The idea of a God who must be appeased owes its existence and continuing popularity to primitive paganism more than it does to the New Testament. The gods who would eventually send rain only after a still-beating heart was ripped out of a virgin are far closer, in motivation, to a God who must be satisfied, than the God of love of your Bible. The Cross of Christ was an act of God’s love, a love that flowed out of the fullness of his grace.

A Priceless Love

The Cross is evidence of the astounding, unsurpassable love of God. No greater love can be imagined, experienced or known than the Cross of Christ.

God is not interested in getting satisfaction or revenge. The Cross of Christ is most of all about God’s amazing grace.
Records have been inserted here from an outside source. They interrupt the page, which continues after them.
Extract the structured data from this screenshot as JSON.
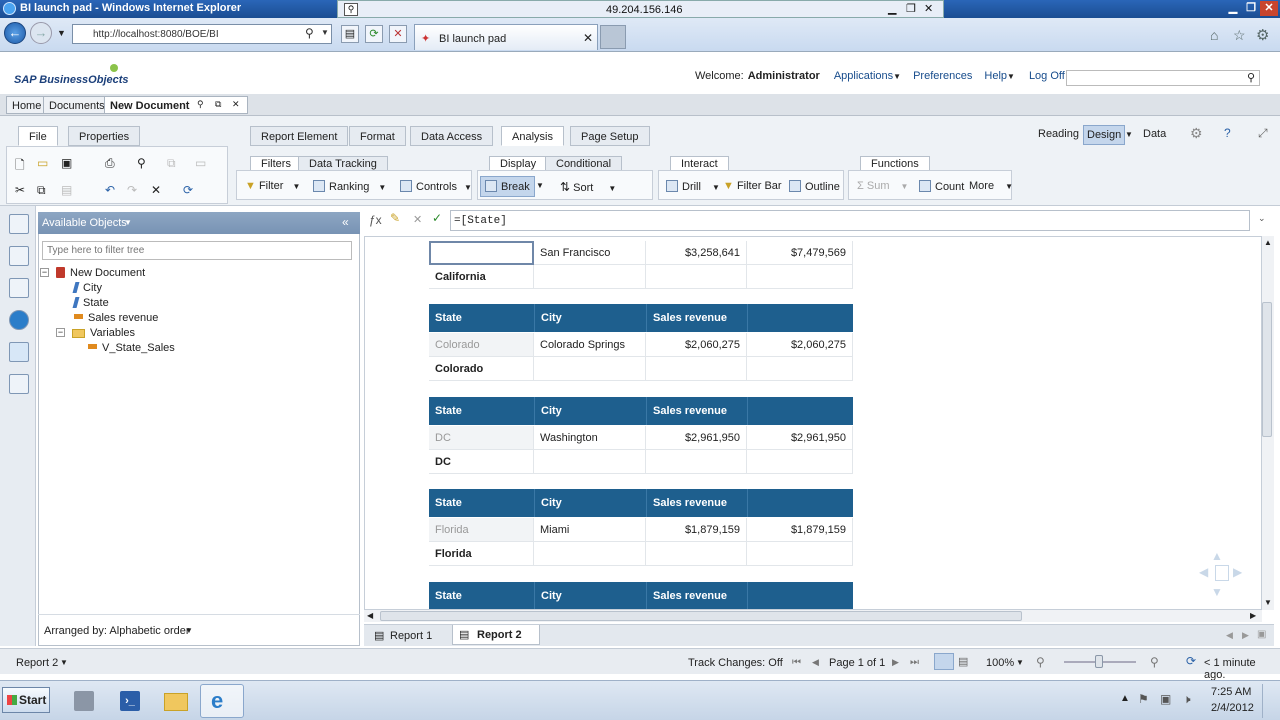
{
  "window": {
    "title": "BI launch pad - Windows Internet Explorer"
  },
  "remote": {
    "ip": "49.204.156.146"
  },
  "browser": {
    "url": "http://localhost:8080/BOE/BI",
    "tab_title": "BI launch pad"
  },
  "app": {
    "logo": "SAP BusinessObjects",
    "welcome_label": "Welcome:",
    "user": "Administrator",
    "nav": [
      "Applications",
      "Preferences",
      "Help",
      "Log Off"
    ]
  },
  "doc_tabs": [
    "Home",
    "Documents",
    "New Document"
  ],
  "ribbon": {
    "left_tabs": [
      "File",
      "Properties"
    ],
    "main_tabs": [
      "Report Element",
      "Format",
      "Data Access",
      "Analysis",
      "Page Setup"
    ],
    "modes": [
      "Reading",
      "Design",
      "Data"
    ],
    "groups": {
      "filters": {
        "tabs": [
          "Filters",
          "Data Tracking"
        ],
        "items": [
          "Filter",
          "Ranking",
          "Controls"
        ]
      },
      "display": {
        "tabs": [
          "Display",
          "Conditional"
        ],
        "items": [
          "Break",
          "Sort"
        ]
      },
      "interact": {
        "tab": "Interact",
        "items": [
          "Drill",
          "Filter Bar",
          "Outline"
        ]
      },
      "functions": {
        "tab": "Functions",
        "items": [
          "Sum",
          "Count",
          "More"
        ]
      }
    }
  },
  "objects_panel": {
    "title": "Available Objects",
    "filter_placeholder": "Type here to filter tree",
    "tree": [
      "New Document",
      "City",
      "State",
      "Sales revenue",
      "Variables",
      "V_State_Sales"
    ],
    "arranged_by": "Arranged by: Alphabetic order"
  },
  "formula": "=[State]",
  "report": {
    "headers": [
      "State",
      "City",
      "Sales revenue"
    ],
    "partial_row": {
      "city": "San Francisco",
      "revenue": "$3,258,641",
      "total": "$7,479,569",
      "footer": "California"
    },
    "blocks": [
      {
        "state": "Colorado",
        "city": "Colorado Springs",
        "revenue": "$2,060,275",
        "total": "$2,060,275",
        "footer": "Colorado"
      },
      {
        "state": "DC",
        "city": "Washington",
        "revenue": "$2,961,950",
        "total": "$2,961,950",
        "footer": "DC"
      },
      {
        "state": "Florida",
        "city": "Miami",
        "revenue": "$1,879,159",
        "total": "$1,879,159",
        "footer": "Florida"
      }
    ]
  },
  "report_tabs": [
    "Report 1",
    "Report 2"
  ],
  "status": {
    "current_report": "Report 2",
    "track_changes": "Track Changes: Off",
    "page": "Page 1 of 1",
    "zoom": "100%",
    "refreshed": "< 1 minute ago."
  },
  "taskbar": {
    "start": "Start",
    "time": "7:25 AM",
    "date": "2/4/2012"
  },
  "colors": {
    "header_blue": "#1e5f8e",
    "ie_title": "#1b4d92"
  }
}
God is a God of judgment and justice, but divine justice is not at war with divine grace. God’s justice is what God deems to be righteous and appropriate. God’s justice is accomplished out of and because of his love. The wrath God poured out on the Cross was not the Father’s wrath being poured out on his Son. The wrath poured out on the Cross was more about God’s unwillingness to accept our bad decisions, because the consequences of our wrong-headed human choices are in opposition to God’s own character.

God’s wrath (spoken of in the Bible) is all about his response to sin and evil. God is decidedly unhappy with sin. God does not co-exist with evil. But, to resort to the oft-used cliché, let’s make sure we “separate the sin from the sinner.” God loves the whole world (John 3:16)—which includes people who don’t go to your church, or any church for that matter. However, God hates and detests evil because of the misery and pain that it invariably brings.

The new covenant, given to us through the blood of Christ, is all about God’s love for the world. Our guilt and shame are atoned for by an act of love like no other. We are reconciled to God because of his love. God doesn’t need to be satisfied, like some bloodthirsty monster, because his laws have been violated. Love is the means, motive and method of Jesus’ death on the Cross.

The Cross of Christ is all about God’s personal and intimate embrace of you and me, in spite of our past, in spite of what we have done. The Cross of Christ is about God’s love, not our performance. The Cross of Christ is about the incredible expense that God went to in order to love us, not about the lengths to which he went to restore his honor and receive divine satisfaction.